Summer camp would look very different for me now. Undoubtedly, technology and the internet have changed the way we live. You can’t even order a pizza without someone telling you there’s an app for that! Unfortunately, it still sometimes takes legal action for it to be accessible. (Proof: “Court finds Domino’s Pizza violated the ADA by having an inaccessible website and orders WCAG compliance.”)

It’s really common for digital spaces to be inaccessible. The latest update from the WebAIM Million report, an evaluation of the top one million websites, revealed that 96.8% of sites have accessibility errors, with an average of 50.8 errors per page. Not only is it incredibly frustrating to encounter accessibility issues that prevent you from accomplishing what you need or want to do, but it is also a constant reminder that you are “other” and that your needs are “special” and often forgotten.

Global Accessibility Awareness Day reminds us that universal design is paramount

This year, Global Accessibility Awareness Day (GAAD) is May 19. The purpose of GAAD is to bring attention to digital accessibility and the more than one billion people with disabilities worldwide who are out there surfing the web, learning, shopping, meeting virtually, and maybe even writing a blog post right now. Using universal design and including accessibility before you even start a project are the best ways to ensure that your products will be equitable.

If you are feeling overwhelmed about all the different backgrounds, needs, and experiences your students may have and how you can promote inclusion and belonging for everyone, you’re not alone!

When I think about universal design, I imagine a bell curve with most people falling in the middle and smaller numbers on either end. It’s easy to think that you will accommodate the greatest number of people if you focus on the average user experience. However, that is not true. When you do that, what you have actually done is exclude the experiences, needs, and backgrounds of anyone who does not fall directly in the middle!

Educational experiences designed for all your students

Imagine you are at a buffet and there are no labels for the food. Maybe you are able to select foods you like, but maybe not. Would you feel comfortable eating at this buffet if you are vegan or allergic to eggs? What if this buffet is hosted in a country you’re not familiar with? What if you cannot see the food or communicate with the host well?

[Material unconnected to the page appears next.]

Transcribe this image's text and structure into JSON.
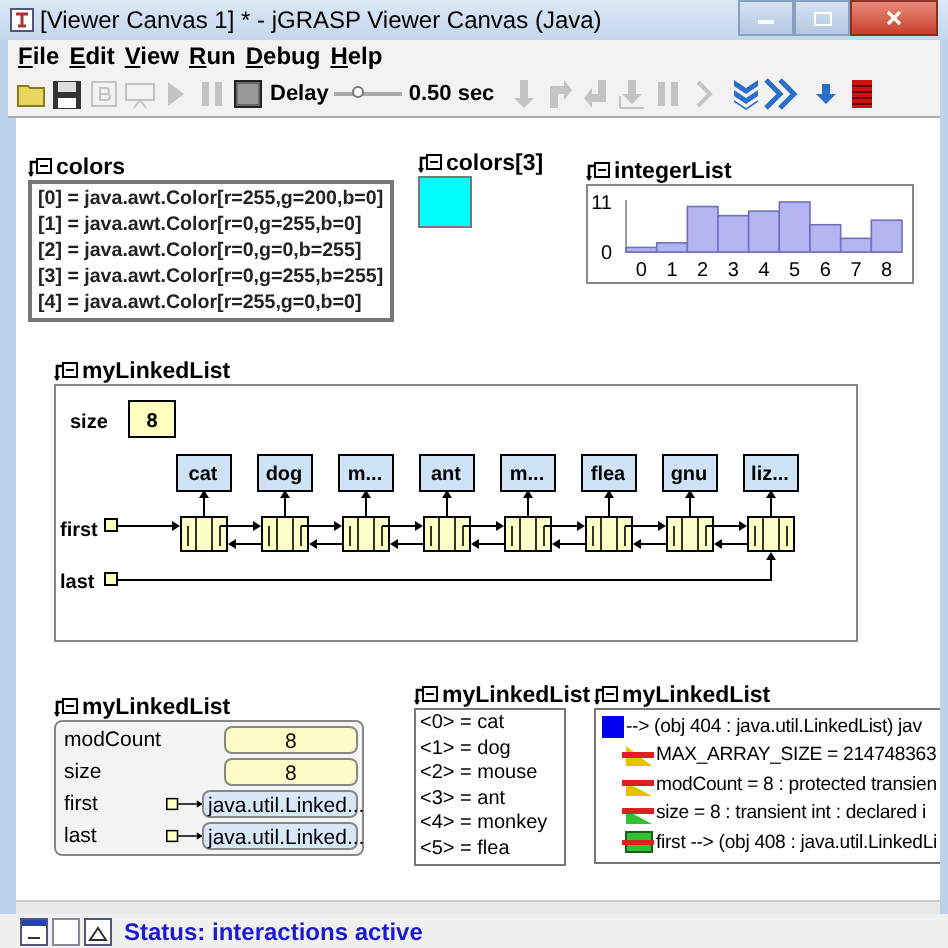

To make a buffet more inclusive, we can provide written labels and list the ingredients of each dish. We can hire servers to assist and answer questions. We can share information about the buffet online so it’s available in multiple formats and languages. Maybe as you are considering these changes, you determine that a buffet isn’t a very inclusive eating experience at all, and you switch to a sit-down meal instead.

As an educator, you probably aren’t planning a buffet, but you are designing curriculum and lesson plans. CAST, a nonprofit organization dedicated to removing barriers in education, has created the Universal Design for Learning (UDL) framework, which is based in universal design but with a focus on education. The UDL Guidelines can serve as a kind of checklist to help you audit your materials, activities, online lessons, and practically anything you share with students in your class.

Of course, it is not just children with disabilities who can feel excluded in our classrooms. Students of color, LGBTQ+ youth, students new to the U.S., and students living in poverty, among others, all have unique experiences and deserve an equitable and inclusive education. One where they feel like they can bring their whole selves to school. Read Why equity matters in education—and what to do about it for more on this.

If you are feeling overwhelmed about all the different backgrounds, needs, and experiences your students may have and how you can promote inclusion and belonging for everyone, you’re not alone! As Maya Angelou said, “Do the best you can until you know better. Then when you know better, do better.”

When we all think about those students at the edges of the bell curve and how their needs can be the model for the norm, instead of the exception that needs to be accommodated, we can start to make meaningful changes for all children. Start as small as you need to, but just start! And keep working toward accessibility and inclusion for all.